Observing container networks

The Retina website provides detailed instructions for working with the tool. Retina offers three different operating modes: basic metrics at a per-node level, more detailed “remote context” metrics with support for aggregating by source and destination pod, and a “local context” option that allows you to choose which pods to monitor.

It’s important to note that you don’t see everything by default, as that could be overwhelming. Instead, different metrics are enabled by different plugins. For example, if you want to track DNS calls, start by enabling the DNS plugin. All the metrics include cluster and instance metadata, so you can filter and report using labels to identify specific target nodes and pods. Local and remote context options add labels that track source and destination.

Configuring Retina also requires setting up a Prometheus target for the data, along with an appropriate Grafana dashboard. Microsoft provides sample configurations for both on GitHub in the Retina repository. The defaults display networking and DNS data for your cluster. Having the data in Prometheus allows you to use other tools to work with Retina data, for example feeding data into a policy engine to trigger alerts or automate specific operations.

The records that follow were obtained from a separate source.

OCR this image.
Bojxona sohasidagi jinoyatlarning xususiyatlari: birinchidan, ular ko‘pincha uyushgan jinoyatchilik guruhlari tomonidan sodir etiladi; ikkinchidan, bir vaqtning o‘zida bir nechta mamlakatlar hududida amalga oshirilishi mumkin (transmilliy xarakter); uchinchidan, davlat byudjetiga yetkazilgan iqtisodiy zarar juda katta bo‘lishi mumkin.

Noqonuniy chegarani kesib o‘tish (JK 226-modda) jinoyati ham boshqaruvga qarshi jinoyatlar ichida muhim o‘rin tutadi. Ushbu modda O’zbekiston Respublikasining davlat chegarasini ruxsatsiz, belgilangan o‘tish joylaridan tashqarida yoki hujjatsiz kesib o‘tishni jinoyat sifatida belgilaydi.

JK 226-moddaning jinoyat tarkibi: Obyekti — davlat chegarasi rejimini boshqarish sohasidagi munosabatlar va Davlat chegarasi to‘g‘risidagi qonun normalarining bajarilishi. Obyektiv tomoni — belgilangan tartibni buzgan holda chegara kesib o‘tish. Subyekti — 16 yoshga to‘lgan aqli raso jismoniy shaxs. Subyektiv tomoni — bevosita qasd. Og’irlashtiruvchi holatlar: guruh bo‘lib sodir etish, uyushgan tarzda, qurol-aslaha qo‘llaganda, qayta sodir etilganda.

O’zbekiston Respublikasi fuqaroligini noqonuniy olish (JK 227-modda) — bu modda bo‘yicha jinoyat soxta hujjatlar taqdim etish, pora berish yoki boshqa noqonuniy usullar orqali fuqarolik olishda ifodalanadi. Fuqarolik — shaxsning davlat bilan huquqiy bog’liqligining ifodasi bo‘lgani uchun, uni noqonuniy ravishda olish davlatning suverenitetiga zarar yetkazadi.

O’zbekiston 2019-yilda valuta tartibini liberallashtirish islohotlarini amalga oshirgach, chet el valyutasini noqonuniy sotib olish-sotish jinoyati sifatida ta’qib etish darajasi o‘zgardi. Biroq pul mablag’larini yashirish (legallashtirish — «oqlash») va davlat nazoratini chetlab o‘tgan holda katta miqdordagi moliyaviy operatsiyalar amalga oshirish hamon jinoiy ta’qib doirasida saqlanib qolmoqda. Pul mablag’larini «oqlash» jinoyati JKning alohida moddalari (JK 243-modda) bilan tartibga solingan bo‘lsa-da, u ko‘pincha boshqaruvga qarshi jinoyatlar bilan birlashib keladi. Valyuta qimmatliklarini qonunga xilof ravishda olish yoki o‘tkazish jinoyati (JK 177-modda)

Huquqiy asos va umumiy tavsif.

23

With Retina installed and Prometheus and Grafana configured, you can now go beyond the defaults, configuring the Retina agent and plugins via YAML. Additional metrics configuration is via Kubernetes custom resource definitions.

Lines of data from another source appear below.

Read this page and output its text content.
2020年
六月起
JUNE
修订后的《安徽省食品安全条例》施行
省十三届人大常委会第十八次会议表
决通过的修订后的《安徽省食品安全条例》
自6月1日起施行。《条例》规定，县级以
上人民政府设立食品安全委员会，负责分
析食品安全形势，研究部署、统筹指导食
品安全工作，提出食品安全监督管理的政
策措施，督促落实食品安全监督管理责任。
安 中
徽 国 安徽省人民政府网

Measuring Kubernetes network operations

Retina isn’t really a tool for continuous monitoring at a packet level, as it will generate a lot of data in a busy cluster, unless of course you use it with a policy-based tool to identify exceptions from normal operation. In practice, it’s perhaps best to use Retina to identify the root causes of issues with a running cluster. Perhaps nodes are failing to communicate with each other, or you suspect that errors may be due to latency in a specific service interaction. Here you can trigger the required packet capture with a single command that collects all of the data you need to run a diagnosis.

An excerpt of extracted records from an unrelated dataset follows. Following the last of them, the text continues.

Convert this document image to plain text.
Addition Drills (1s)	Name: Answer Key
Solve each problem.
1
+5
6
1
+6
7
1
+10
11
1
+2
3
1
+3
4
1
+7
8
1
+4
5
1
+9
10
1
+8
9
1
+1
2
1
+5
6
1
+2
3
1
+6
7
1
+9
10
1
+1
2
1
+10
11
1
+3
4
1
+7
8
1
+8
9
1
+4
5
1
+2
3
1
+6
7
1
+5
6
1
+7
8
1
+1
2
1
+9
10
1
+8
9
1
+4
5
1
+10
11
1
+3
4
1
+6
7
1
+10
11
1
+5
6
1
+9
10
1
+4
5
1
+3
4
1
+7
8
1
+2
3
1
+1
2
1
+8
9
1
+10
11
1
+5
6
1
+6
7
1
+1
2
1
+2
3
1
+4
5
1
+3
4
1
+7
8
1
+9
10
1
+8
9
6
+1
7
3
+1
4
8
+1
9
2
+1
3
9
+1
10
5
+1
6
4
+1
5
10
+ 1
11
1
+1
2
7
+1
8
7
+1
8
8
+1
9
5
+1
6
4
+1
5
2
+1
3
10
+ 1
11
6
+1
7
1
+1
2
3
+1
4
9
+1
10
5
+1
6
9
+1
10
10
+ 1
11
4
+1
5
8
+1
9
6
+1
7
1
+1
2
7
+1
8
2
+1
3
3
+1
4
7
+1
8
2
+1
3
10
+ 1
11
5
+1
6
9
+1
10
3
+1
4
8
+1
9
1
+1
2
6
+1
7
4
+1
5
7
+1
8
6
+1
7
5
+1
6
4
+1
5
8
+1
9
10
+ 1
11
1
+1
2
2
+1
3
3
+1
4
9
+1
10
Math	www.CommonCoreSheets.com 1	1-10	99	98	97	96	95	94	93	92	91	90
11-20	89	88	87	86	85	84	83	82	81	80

Continuous operation is reported via metrics that give you statistical information about key network issues. These can be managed using Prometheus to generate alerts, with Grafana dashboards to give you an overview of the overall performance of your cluster, along with data from other observability tools.

One useful metric offered by Retina is one that’s often ignored: API latency. However, in cloud-native development, you’re often working with third-party APIs. Some might be platform services from a cloud provider, while others could be essential line-of-business data sources, like Salesforce or SAP Hana. Here you can use Retina’s API server latency to get metrics that help track server response times.

Having this data lets you start a diagnostic process with your API provider, helping track down the source of any latencies. Delays in API access can be a significant blocker in your applications, so having this data can help you deliver a more reliable and responsive application.

A maturing Kubernetes ecosystem

Microsoft has made a preview version of a Retina-based observability tool available for Azure Kubernetes Service as the Network Observability add-in. This works with Azure’s managed Prometheus and Grafana. You can find a list of the pre-configured metrics in its documentation, but it currently offers only a subset of Retina’s capabilities, delivering only node-level metrics.

One key point to consider with Retina is that it builds on Azure’s experience with Kubernetes. The metrics captured out-the-box are what the Azure team considers important, and you’re building on the knowledge that supports one of the largest and most active Kubernetes environments anywhere. If you need alternative metrics, you can build your own eBPF probes for Retina, which then can be shared with the wider Kubernetes community.

Open source requires shared expertise to be successful. By opening up the code base, Microsoft is encouraging Retina developers to bring their knowledge to the platform, with the hope that AWS, GCP, and other at-scale Kubernetes operators will share the networking lessons they have learned with the world. As Kubernetes matures, eBPF-based tools like Retina and Falco will become increasingly important, providing the data we need to deliver secure and reliable cloud-native applications at scale.